CEDEAO : aller à l’essentiel

À l’origine, la Communauté économique des États de l’Afrique de l’Ouest (CEDEAO) n’était qu’un idéal. Puis cet idéal se matérialisa en projet avant de devenir une réalité. Lorsque, le 28 mai 1975, les chefs d’État de la sous-région se réunirent à Lagos pour poser les fondations de cette organisation, ils étaient bien loin d’imaginer l’ampleur qu’elle prendrait cinq décennies plus tard : une communauté économique régionale des plus structurées du continent. Son parcours, jalonné d’ambitions et de défis, a vu naître de nombreuses initiatives ayant considérablement favorisé l’intégration des peuples et contribué au développement de l’Afrique de l’Ouest.
Cependant, ce chemin fut loin d’être de tout repos. Initialement composée de seize membres, la CEDEAO s’est longtemps maintenue à quinze, après le départ de la Mauritanie, avant de voir son effectif se réduire à douze, conséquence du retrait des États de l’Alliance des États du Sahel (AES) – le Burkina Faso, le Mali et le Niger. Cette fragmentation, qui met en exergue les tensions politiques internes, a alimenté certaines critiques quant à son impartialité, accusée de fermeté envers les régimes militaires et d’indulgence à l’égard des gouvernements civils autoritaires.

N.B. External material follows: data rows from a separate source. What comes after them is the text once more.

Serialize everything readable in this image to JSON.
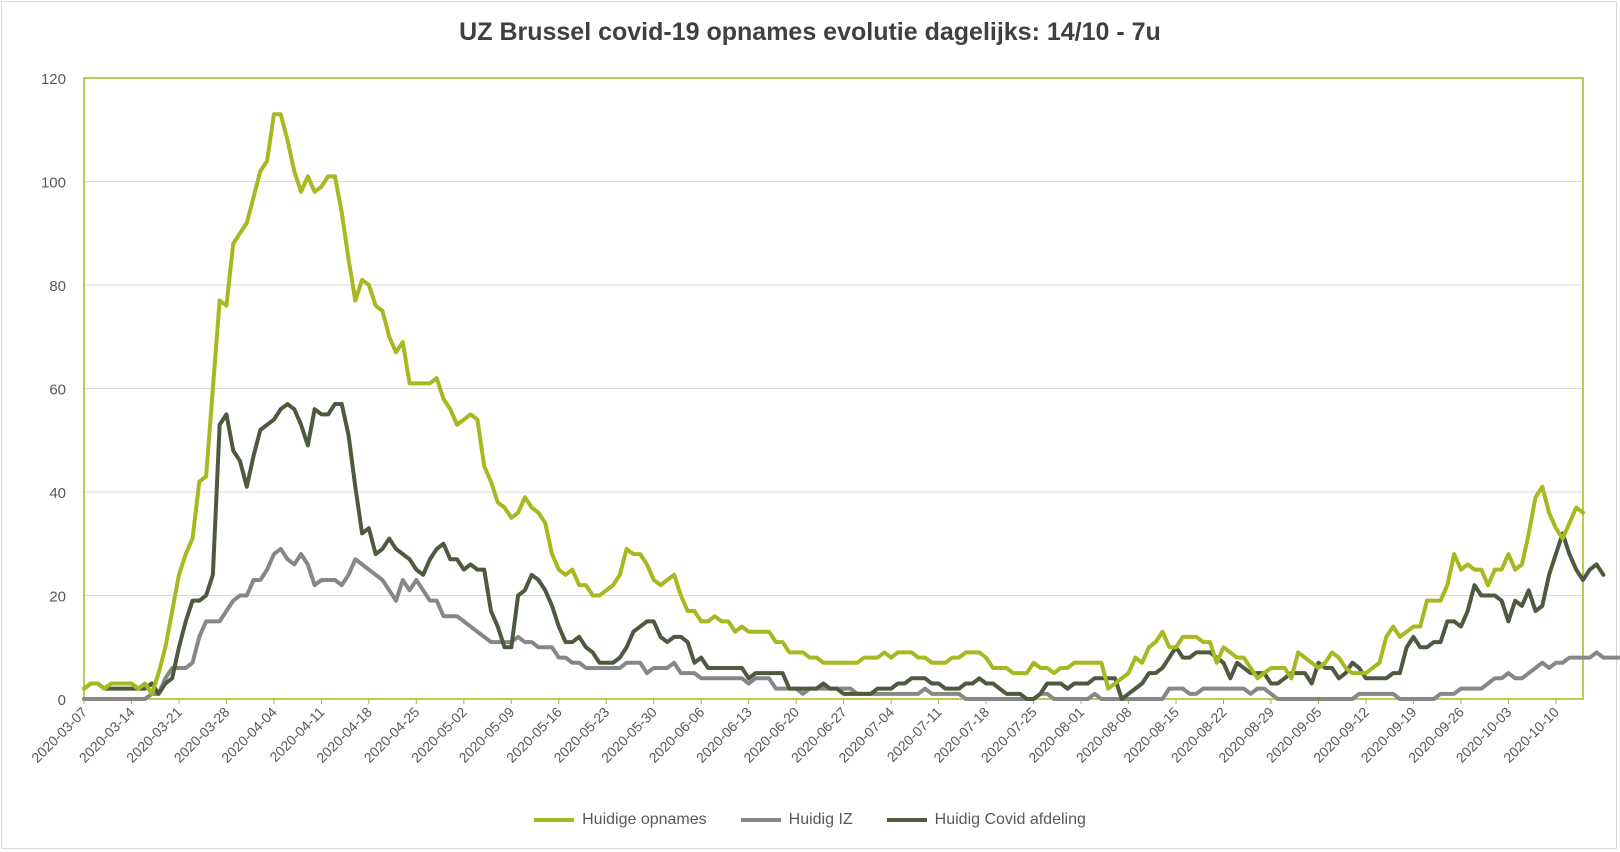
{
  "chart_data": {
    "type": "line",
    "title": "UZ Brussel covid-19 opnames evolutie dagelijks: 14/10 - 7u",
    "xlabel": "",
    "ylabel": "",
    "ylim": [
      0,
      120
    ],
    "yticks": [
      0,
      20,
      40,
      60,
      80,
      100,
      120
    ],
    "start_date": "2020-03-07",
    "x_tick_labels": [
      "2020-03-07",
      "2020-03-14",
      "2020-03-21",
      "2020-03-28",
      "2020-04-04",
      "2020-04-11",
      "2020-04-18",
      "2020-04-25",
      "2020-05-02",
      "2020-05-09",
      "2020-05-16",
      "2020-05-23",
      "2020-05-30",
      "2020-06-06",
      "2020-06-13",
      "2020-06-20",
      "2020-06-27",
      "2020-07-04",
      "2020-07-11",
      "2020-07-18",
      "2020-07-25",
      "2020-08-01",
      "2020-08-08",
      "2020-08-15",
      "2020-08-22",
      "2020-08-29",
      "2020-09-05",
      "2020-09-12",
      "2020-09-19",
      "2020-09-26",
      "2020-10-03",
      "2020-10-10"
    ],
    "grid": "horizontal",
    "legend_position": "bottom",
    "series": [
      {
        "name": "Huidige opnames",
        "color": "#a8b820",
        "values": [
          2,
          3,
          3,
          2,
          3,
          3,
          3,
          3,
          2,
          3,
          1,
          5,
          10,
          17,
          24,
          28,
          31,
          42,
          43,
          60,
          77,
          76,
          88,
          90,
          92,
          97,
          102,
          104,
          113,
          113,
          108,
          102,
          98,
          101,
          98,
          99,
          101,
          101,
          94,
          85,
          77,
          81,
          80,
          76,
          75,
          70,
          67,
          69,
          61,
          61,
          61,
          61,
          62,
          58,
          56,
          53,
          54,
          55,
          54,
          45,
          42,
          38,
          37,
          35,
          36,
          39,
          37,
          36,
          34,
          28,
          25,
          24,
          25,
          22,
          22,
          20,
          20,
          21,
          22,
          24,
          29,
          28,
          28,
          26,
          23,
          22,
          23,
          24,
          20,
          17,
          17,
          15,
          15,
          16,
          15,
          15,
          13,
          14,
          13,
          13,
          13,
          13,
          11,
          11,
          9,
          9,
          9,
          8,
          8,
          7,
          7,
          7,
          7,
          7,
          7,
          8,
          8,
          8,
          9,
          8,
          9,
          9,
          9,
          8,
          8,
          7,
          7,
          7,
          8,
          8,
          9,
          9,
          9,
          8,
          6,
          6,
          6,
          5,
          5,
          5,
          7,
          6,
          6,
          5,
          6,
          6,
          7,
          7,
          7,
          7,
          7,
          2,
          3,
          4,
          5,
          8,
          7,
          10,
          11,
          13,
          10,
          10,
          12,
          12,
          12,
          11,
          11,
          7,
          10,
          9,
          8,
          8,
          6,
          4,
          5,
          6,
          6,
          6,
          4,
          9,
          8,
          7,
          6,
          7,
          9,
          8,
          6,
          5,
          5,
          5,
          6,
          7,
          12,
          14,
          12,
          13,
          14,
          14,
          19,
          19,
          19,
          22,
          28,
          25,
          26,
          25,
          25,
          22,
          25,
          25,
          28,
          25,
          26,
          32,
          39,
          41,
          36,
          33,
          31,
          34,
          37,
          36
        ]
      },
      {
        "name": "Huidig IZ",
        "color": "#878787",
        "values": [
          0,
          0,
          0,
          0,
          0,
          0,
          0,
          0,
          0,
          0,
          1,
          1,
          4,
          6,
          6,
          6,
          7,
          12,
          15,
          15,
          15,
          17,
          19,
          20,
          20,
          23,
          23,
          25,
          28,
          29,
          27,
          26,
          28,
          26,
          22,
          23,
          23,
          23,
          22,
          24,
          27,
          26,
          25,
          24,
          23,
          21,
          19,
          23,
          21,
          23,
          21,
          19,
          19,
          16,
          16,
          16,
          15,
          14,
          13,
          12,
          11,
          11,
          11,
          11,
          12,
          11,
          11,
          10,
          10,
          10,
          8,
          8,
          7,
          7,
          6,
          6,
          6,
          6,
          6,
          6,
          7,
          7,
          7,
          5,
          6,
          6,
          6,
          7,
          5,
          5,
          5,
          4,
          4,
          4,
          4,
          4,
          4,
          4,
          3,
          4,
          4,
          4,
          2,
          2,
          2,
          2,
          1,
          2,
          2,
          2,
          2,
          2,
          2,
          2,
          1,
          1,
          1,
          1,
          1,
          1,
          1,
          1,
          1,
          1,
          2,
          1,
          1,
          1,
          1,
          1,
          0,
          0,
          0,
          0,
          0,
          0,
          0,
          0,
          0,
          0,
          0,
          1,
          1,
          0,
          0,
          0,
          0,
          0,
          0,
          1,
          0,
          0,
          0,
          0,
          0,
          0,
          0,
          0,
          0,
          0,
          2,
          2,
          2,
          1,
          1,
          2,
          2,
          2,
          2,
          2,
          2,
          2,
          1,
          2,
          2,
          1,
          0,
          0,
          0,
          0,
          0,
          0,
          0,
          0,
          0,
          0,
          0,
          0,
          1,
          1,
          1,
          1,
          1,
          1,
          0,
          0,
          0,
          0,
          0,
          0,
          1,
          1,
          1,
          2,
          2,
          2,
          2,
          3,
          4,
          4,
          5,
          4,
          4,
          5,
          6,
          7,
          6,
          7,
          7,
          8,
          8,
          8,
          8,
          9,
          8,
          8,
          8,
          8,
          9,
          11,
          11
        ]
      },
      {
        "name": "Huidig Covid afdeling",
        "color": "#4d5a3f",
        "values": [
          2,
          3,
          3,
          2,
          2,
          2,
          2,
          2,
          2,
          2,
          3,
          1,
          3,
          4,
          10,
          15,
          19,
          19,
          20,
          24,
          53,
          55,
          48,
          46,
          41,
          47,
          52,
          53,
          54,
          56,
          57,
          56,
          53,
          49,
          56,
          55,
          55,
          57,
          57,
          51,
          41,
          32,
          33,
          28,
          29,
          31,
          29,
          28,
          27,
          25,
          24,
          27,
          29,
          30,
          27,
          27,
          25,
          26,
          25,
          25,
          17,
          14,
          10,
          10,
          20,
          21,
          24,
          23,
          21,
          18,
          14,
          11,
          11,
          12,
          10,
          9,
          7,
          7,
          7,
          8,
          10,
          13,
          14,
          15,
          15,
          12,
          11,
          12,
          12,
          11,
          7,
          8,
          6,
          6,
          6,
          6,
          6,
          6,
          4,
          5,
          5,
          5,
          5,
          5,
          2,
          2,
          2,
          2,
          2,
          3,
          2,
          2,
          1,
          1,
          1,
          1,
          1,
          2,
          2,
          2,
          3,
          3,
          4,
          4,
          4,
          3,
          3,
          2,
          2,
          2,
          3,
          3,
          4,
          3,
          3,
          2,
          1,
          1,
          1,
          0,
          0,
          1,
          3,
          3,
          3,
          2,
          3,
          3,
          3,
          4,
          4,
          4,
          4,
          0,
          1,
          2,
          3,
          5,
          5,
          6,
          8,
          10,
          8,
          8,
          9,
          9,
          9,
          8,
          7,
          4,
          7,
          6,
          5,
          5,
          5,
          3,
          3,
          4,
          5,
          5,
          5,
          3,
          7,
          6,
          6,
          4,
          5,
          7,
          6,
          4,
          4,
          4,
          4,
          5,
          5,
          10,
          12,
          10,
          10,
          11,
          11,
          15,
          15,
          14,
          17,
          22,
          20,
          20,
          20,
          19,
          15,
          19,
          18,
          21,
          17,
          18,
          24,
          28,
          32,
          28,
          25,
          23,
          25,
          26,
          24
        ]
      }
    ]
  }
}
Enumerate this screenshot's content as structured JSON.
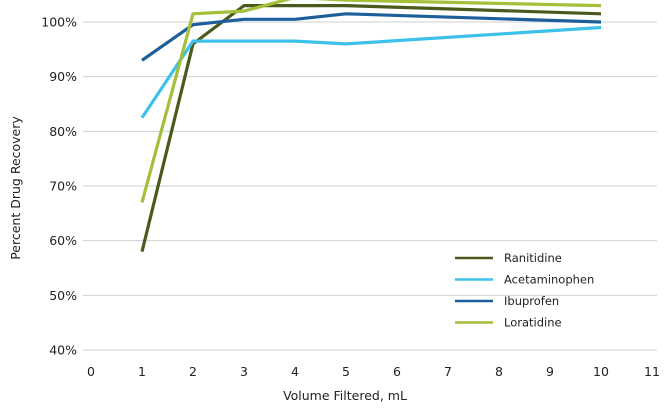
{
  "chart_data": {
    "type": "line",
    "title": "",
    "xlabel": "Volume Filtered, mL",
    "ylabel": "Percent Drug Recovery",
    "xlim": [
      0,
      11
    ],
    "ylim": [
      40,
      105
    ],
    "x_ticks": [
      0,
      1,
      2,
      3,
      4,
      5,
      6,
      7,
      8,
      9,
      10,
      11
    ],
    "y_ticks": [
      40,
      50,
      60,
      70,
      80,
      90,
      100
    ],
    "y_tick_labels": [
      "40%",
      "50%",
      "60%",
      "70%",
      "80%",
      "90%",
      "100%"
    ],
    "x_tick_labels": [
      "0",
      "1",
      "2",
      "3",
      "4",
      "5",
      "6",
      "7",
      "8",
      "9",
      "10",
      "11"
    ],
    "grid": "horizontal",
    "legend_position": "bottom-right",
    "series": [
      {
        "name": "Ranitidine",
        "color": "#4a5a1c",
        "x": [
          1,
          2,
          3,
          5,
          10
        ],
        "y": [
          58,
          96,
          103,
          103,
          101.5
        ]
      },
      {
        "name": "Acetaminophen",
        "color": "#3cc1ea",
        "x": [
          1,
          2,
          3,
          4,
          5,
          10
        ],
        "y": [
          82.5,
          96.5,
          96.5,
          96.5,
          96,
          99
        ]
      },
      {
        "name": "Ibuprofen",
        "color": "#1d5f9a",
        "x": [
          1,
          2,
          3,
          4,
          5,
          10
        ],
        "y": [
          93,
          99.5,
          100.5,
          100.5,
          101.5,
          100
        ]
      },
      {
        "name": "Loratidine",
        "color": "#a4bf3a",
        "x": [
          1,
          2,
          3,
          4,
          5,
          10
        ],
        "y": [
          67,
          101.5,
          102,
          104.5,
          104,
          103
        ]
      }
    ]
  }
}
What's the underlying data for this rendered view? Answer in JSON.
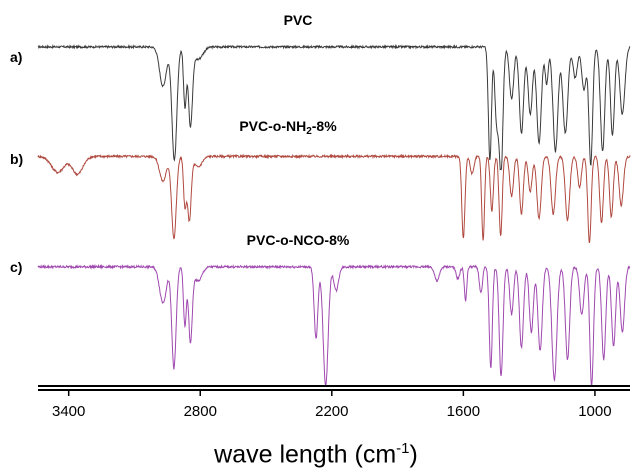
{
  "chart_data": {
    "type": "line",
    "xlabel_main": "wave length (cm",
    "xlabel_sup": "-1",
    "xlabel_close": ")",
    "x_reversed": true,
    "xlim": [
      3540,
      840
    ],
    "xticks": [
      3400,
      2800,
      2200,
      1600,
      1000
    ],
    "grid": false,
    "series": [
      {
        "tag": "a)",
        "title": "PVC",
        "color": "#3a3a3a",
        "baseline": 0.985,
        "noise": 0.008,
        "bands": [
          [
            2970,
            0.32,
            22
          ],
          [
            2918,
            0.92,
            16
          ],
          [
            2870,
            0.48,
            9
          ],
          [
            2845,
            0.62,
            13
          ],
          [
            2810,
            0.1,
            30
          ],
          [
            1479,
            0.92,
            10
          ],
          [
            1448,
            0.6,
            12
          ],
          [
            1428,
            1.0,
            12
          ],
          [
            1380,
            0.42,
            14
          ],
          [
            1335,
            0.7,
            14
          ],
          [
            1295,
            0.55,
            14
          ],
          [
            1255,
            0.78,
            15
          ],
          [
            1220,
            0.3,
            10
          ],
          [
            1180,
            0.85,
            16
          ],
          [
            1135,
            0.7,
            16
          ],
          [
            1090,
            0.25,
            14
          ],
          [
            1050,
            0.35,
            14
          ],
          [
            1019,
            0.96,
            12
          ],
          [
            965,
            0.85,
            14
          ],
          [
            920,
            0.72,
            13
          ],
          [
            875,
            0.55,
            16
          ]
        ]
      },
      {
        "tag": "b)",
        "title_pre": "PVC-o-NH",
        "title_sub": "2",
        "title_post": "-8%",
        "color": "#b04a40",
        "baseline": 0.985,
        "noise": 0.012,
        "bands": [
          [
            3450,
            0.18,
            40
          ],
          [
            3360,
            0.2,
            35
          ],
          [
            2970,
            0.28,
            22
          ],
          [
            2920,
            0.93,
            15
          ],
          [
            2870,
            0.55,
            9
          ],
          [
            2850,
            0.72,
            12
          ],
          [
            2810,
            0.12,
            25
          ],
          [
            1600,
            0.93,
            10
          ],
          [
            1560,
            0.2,
            12
          ],
          [
            1510,
            0.95,
            9
          ],
          [
            1470,
            0.62,
            10
          ],
          [
            1430,
            0.9,
            10
          ],
          [
            1380,
            0.45,
            12
          ],
          [
            1335,
            0.65,
            12
          ],
          [
            1295,
            0.4,
            12
          ],
          [
            1255,
            0.7,
            14
          ],
          [
            1190,
            0.65,
            14
          ],
          [
            1125,
            0.72,
            14
          ],
          [
            1070,
            0.35,
            12
          ],
          [
            1025,
            0.98,
            11
          ],
          [
            970,
            0.75,
            12
          ],
          [
            925,
            0.68,
            12
          ],
          [
            880,
            0.55,
            14
          ]
        ]
      },
      {
        "tag": "c)",
        "title": "PVC-o-NCO-8%",
        "color": "#a049b0",
        "baseline": 0.985,
        "noise": 0.009,
        "bands": [
          [
            2970,
            0.3,
            22
          ],
          [
            2920,
            0.85,
            14
          ],
          [
            2870,
            0.5,
            9
          ],
          [
            2845,
            0.62,
            12
          ],
          [
            2810,
            0.12,
            25
          ],
          [
            2272,
            0.6,
            12
          ],
          [
            2228,
            1.0,
            16
          ],
          [
            2180,
            0.2,
            15
          ],
          [
            1720,
            0.12,
            15
          ],
          [
            1625,
            0.1,
            12
          ],
          [
            1590,
            0.28,
            8
          ],
          [
            1520,
            0.22,
            10
          ],
          [
            1475,
            0.85,
            10
          ],
          [
            1428,
            0.92,
            12
          ],
          [
            1380,
            0.4,
            12
          ],
          [
            1335,
            0.68,
            13
          ],
          [
            1290,
            0.55,
            13
          ],
          [
            1250,
            0.7,
            14
          ],
          [
            1185,
            0.95,
            16
          ],
          [
            1125,
            0.78,
            14
          ],
          [
            1060,
            0.4,
            14
          ],
          [
            1015,
            1.0,
            12
          ],
          [
            960,
            0.78,
            13
          ],
          [
            915,
            0.66,
            13
          ],
          [
            875,
            0.55,
            14
          ]
        ]
      }
    ]
  }
}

Malgré ses limites, la CEDEAO demeure un outil incontournable pour l’Afrique de l’Ouest. Elle garantit la libre circulation des personnes et des biens, offrant à l’espace communautaire un marché de plus de 441 millions de citoyens. De surcroît, elle constitue un modèle accompli d’intégration régionale, permettant à tout ressortissant ouest-africain de s’établir librement dans un autre pays membre sans contrainte administrative.
L’ironie du sort veut que les nations ayant le plus bénéficié de cette intégration soient précisément celles qui ont décidé de s’en détacher : le Burkina Faso, le Mali et le Niger. Leurs citoyens ont trouvé, au fil des décennies, un ancrage solide dans des pays voisins tels que la Côte d’Ivoire, le Ghana ou encore le Sénégal, au point que nombre d’entre eux ne conçoivent plus un retour au pays natal. Ce brassage est l’une des forces indéniables de la CEDEAO, en dépit des réticences de ses détracteurs.
Son rôle dans la pacification de la région témoigne également de sa pertinence, comme en attestent les interventions qui mirent fin à la guerre civile libérienne ou encore le soutien apporté au gouvernement légitime en Sierra Leone.
Si la CEDEAO n’existait pas, il aurait été impératif de la créer. Cet anniversaire offre ainsi l’opportunité de célébrer cette réussite en matière d’intégration régionale, en rappelant avec lucidité ses apports indéniables au développement ouest-africain. Malgré les tumultes, ses acquis surpassent largement ses lacunes. Dès lors, l’organisation doit poursuivre sa marche en avant sans s’attarder sur le retrait des États de l’AES, fruit de décisions unilatérales prises sans consultation populaire.
En cherchant à retenir à tout prix ces pays, la CEDEAO risquerait de s’entraver elle-même. Loin d’être un handicap majeur, leur départ représente 21,3 % des échanges commerciaux au sein de la communauté, tandis que les piliers économiques de la région – Nigeria, Côte d’Ivoire, Ghana et Sénégal – continuent de conférer à l’organisation une influence considérable.
Les douze nations restantes doivent ainsi consolider leur destinée commune en s’attelant aux défis cruciaux qui les attendent : le renforcement de la démocratie et de la gouvernance, l’approfondissement de l’intégration économique et politique, la préservation de la paix et de la sécurité. Parmi les chantiers prioritaires, on peut citer la lutte contre la menace terroriste qui s’intensifie aux frontières béninoises ou encore la concrétisation tant attendue de la monnaie unique.
Après un demi-siècle d’existence, la CEDEAO a encore fort à faire. Il lui revient désormais de focaliser son énergie sur l’essentiel : les initiatives servant les intérêts des peuples, plutôt que de s’évertuer à convaincre ceux qui ont fait le choix d’un autre chemin. Pour les décennies à venir, souhaitons aux dissidents de faire mieux que ce qu’ils ont reçu de cette communauté qui, elle, demeure un pilier fondamental du développement régional.